Cerminan Hukum Di Indonesia

"Saya orang hukum, tapi paling benci dengan hukum".

Begitu pernyataan yang keluar dari mulut seorang Advokat di Dharmasraya, Pandong Spenra, SH saat mendampingi salah satu masyarakat dalam penyelesaian masalah pertikaian tanah.

Agak sulit bagi diri ini untuk menjabarkan ucapan dari orang yang dikenal sebagai penggerak sosial tersebut, hanya bisa menerka-nerka bahwa hukum di indonesia itu busuk.

Di penjara, hal tersebut dapat terjawab dengan sangat jelas dan nyata. Sebuah pertanyaan yang paling membosankan dari warga binaan maupun polsuspas disini saat pertama kali saya menginjak tempat ini hingga vonis hukuman dibacakan ialah 'MAIN atau POLOS'.

Apakah saya Bermain dengan Hakim dan Jaksa ataukah Polos (tidak bermain) ???!

Sungguh telah menjadi pertanyaan yang sangat memilukan, akan tetapi tampak begitu wajar dan merupakan sebuah kebiasaan bagi pemain-pemain hukum.

Dalam kasus saya, seluruh keluarga besar saya bersepakat untuk menjual tanah perkebunan dan sawah warisan dari kakek nenek demi meringankan hukuman saya.

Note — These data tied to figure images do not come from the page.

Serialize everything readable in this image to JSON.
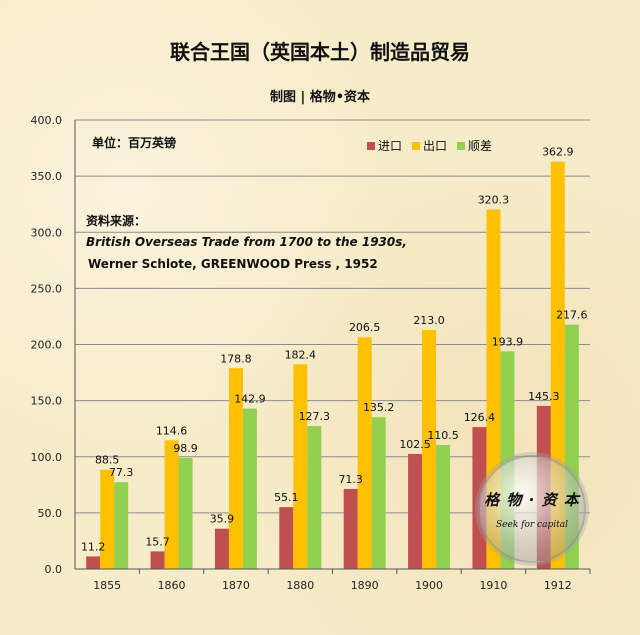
{
  "title": "联合王国（英国本土）制造品贸易",
  "subtitle": "制图 | 格物•资本",
  "unit_label": "单位：百万英镑",
  "source": {
    "heading": "资料来源：",
    "line1": "British Overseas Trade from 1700 to the 1930s,",
    "line2": "Werner Schlote,  GREENWOOD  Press , 1952"
  },
  "watermark": {
    "main": "格 物 · 资 本",
    "sub": "Seek for capital"
  },
  "chart_data": {
    "type": "bar",
    "categories": [
      "1855",
      "1860",
      "1870",
      "1880",
      "1890",
      "1900",
      "1910",
      "1912"
    ],
    "series": [
      {
        "name": "进口",
        "color": "#c0504d",
        "values": [
          11.2,
          15.7,
          35.9,
          55.1,
          71.3,
          102.5,
          126.4,
          145.3
        ]
      },
      {
        "name": "出口",
        "color": "#ffc000",
        "values": [
          88.5,
          114.6,
          178.8,
          182.4,
          206.5,
          213.0,
          320.3,
          362.9
        ]
      },
      {
        "name": "顺差",
        "color": "#92d050",
        "values": [
          77.3,
          98.9,
          142.9,
          127.3,
          135.2,
          110.5,
          193.9,
          217.6
        ]
      }
    ],
    "ylim": [
      0,
      400
    ],
    "yticks": [
      "0.0",
      "50.0",
      "100.0",
      "150.0",
      "200.0",
      "250.0",
      "300.0",
      "350.0",
      "400.0"
    ],
    "data_labels": [
      [
        "11.2",
        "15.7",
        "35.9",
        "55.1",
        "71.3",
        "102.5",
        "126.4",
        "145.3"
      ],
      [
        "88.5",
        "114.6",
        "178.8",
        "182.4",
        "206.5",
        "213.0",
        "320.3",
        "362.9"
      ],
      [
        "77.3",
        "98.9",
        "142.9",
        "127.3",
        "135.2",
        "110.5",
        "193.9",
        "217.6"
      ]
    ],
    "grid": true,
    "legend_position": "top-right"
  }
}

Sebagai keluarga yang masih peduli, tentunya mereka akan berbuat apapun demi diri saya, termasuk dengan melakukan permainan uang di pengadilan.

Akan tetapi, saya melarang keras hasil persepakatan keluarga untuk memberikan uang suap kepada penegak hukum di pengadilan.

Sebab, selain saya harus mempertanggungjawabkan perbuatan saya yang sangat buas dan sadis, juga menjadi ketidaksanggupan saya mendengar habisnya harta warisan hanya demi membela sebuah kesalahan pada diri saya, sama sekali saya tak bisa terima hal tersebut.

Maka dari itu, orang-orang yang mengetahuinya menyebutkan bahwa saya merupakan orang bodoh dan tergila diantara pelaku tindak pidana yang pernah ada.

25 November, Jaksa Penuntut Umum membacakan Surat Tuntutan di Pengadilan Negeri Muaro Sijunjung dengan mengajukan hukuman selama 20 tahun penjara. Lalu pada tanggal 16 desember 2013, Hakim menjatuhi Vonis 19 tahun kurungan.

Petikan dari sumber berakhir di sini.